Not surprisingly, Seattle has a booming dog-walker economy.

   “I walk seven dogs a day — most of them are individual walks,” said Eldana Kraszewski, professional dog-walker in the Central Area. 

   She said she prefers individual walks over dog parks, as it effectively cuts unwanted flare: “Because of the drama at dog parks, I prefer individual walks where the dog is on the leash and you have more control. I only walk up to three dogs – that’s as much as I want to be in charge of. I think it’s admirable for people to walk a pack of 10 dogs, but it gets kind of hectic. You have to clean up after them, too.”

   Kraszewski also mentioned the importance of responsible pet ownership. 

   “For the most part, people are really good about taking ownership of their dogs and being responsible for what their dogs do,” she said. “Once in a while, you have the random person who doesn’t really care or doesn’t think it’s their responsibility, but those are few.”

   Seattle is home to the Seattle Humane Society (SHS), a private, nonprofit animal-welfare organization that cares for thousands of abandoned pets each year.

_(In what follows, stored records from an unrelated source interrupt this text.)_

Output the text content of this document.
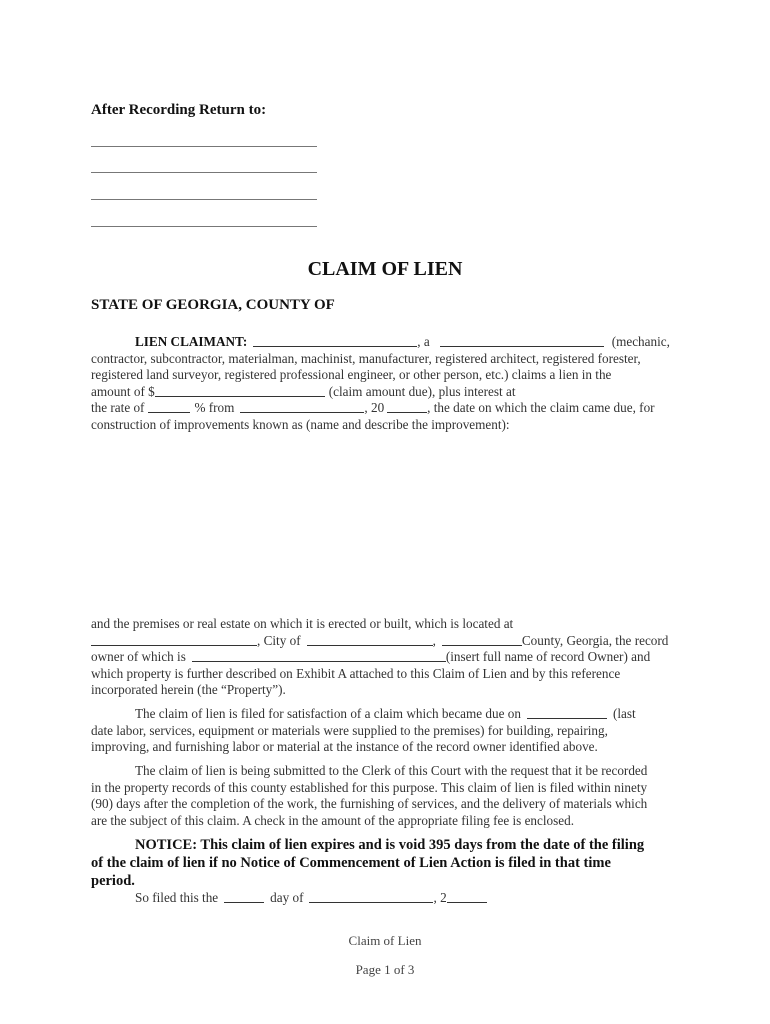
After Recording Return to:
CLAIM OF LIEN
STATE OF GEORGIA, COUNTY OF
LIEN CLAIMANT:	, a	(mechanic,
contractor, subcontractor, materialman, machinist, manufacturer, registered architect, registered forester,
registered land surveyor, registered professional engineer, or other person, etc.) claims a lien in the
amount of $	(claim amount due), plus interest at
the rate of	% from	, 20	, the date on which the claim came due, for
construction of improvements known as (name and describe the improvement):
and the premises or real estate on which it is erected or built, which is located at
, City of	,	County, Georgia, the record
owner of which is	(insert full name of record Owner) and
which property is further described on Exhibit A attached to this Claim of Lien and by this reference
incorporated herein (the “Property”).
The claim of lien is filed for satisfaction of a claim which became due on	(last
date labor, services, equipment or materials were supplied to the premises) for building, repairing,
improving, and furnishing labor or material at the instance of the record owner identified above.
The claim of lien is being submitted to the Clerk of this Court with the request that it be recorded
in the property records of this county established for this purpose. This claim of lien is filed within ninety
(90) days after the completion of the work, the furnishing of services, and the delivery of materials which
are the subject of this claim. A check in the amount of the appropriate filing fee is enclosed.
NOTICE: This claim of lien expires and is void 395 days from the date of the filing
of the claim of lien if no Notice of Commencement of Lien Action is filed in that time
period.
So filed this the	day of	, 2
Claim of Lien
Page 1 of 3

Last year, the SHS placed 6,091 adopted pets with new owners, provided volunteer foster families for more than 3,000 animals and recruited more than 1,400 volunteers who helped walk dogs, brush cats and assist veterinary services, according to SHS literature.

   “My wife is a volunteer dog walker at the dog shelter near Ballard,” said Allen Temple, owner of shelter-rescued Stanley. “It’s sad that so many dogs get brought in, but it’s actually quite encouraging because they do such a great job of adopting dogs.”

   Temple also expressed his satisfaction at the success of the shelter.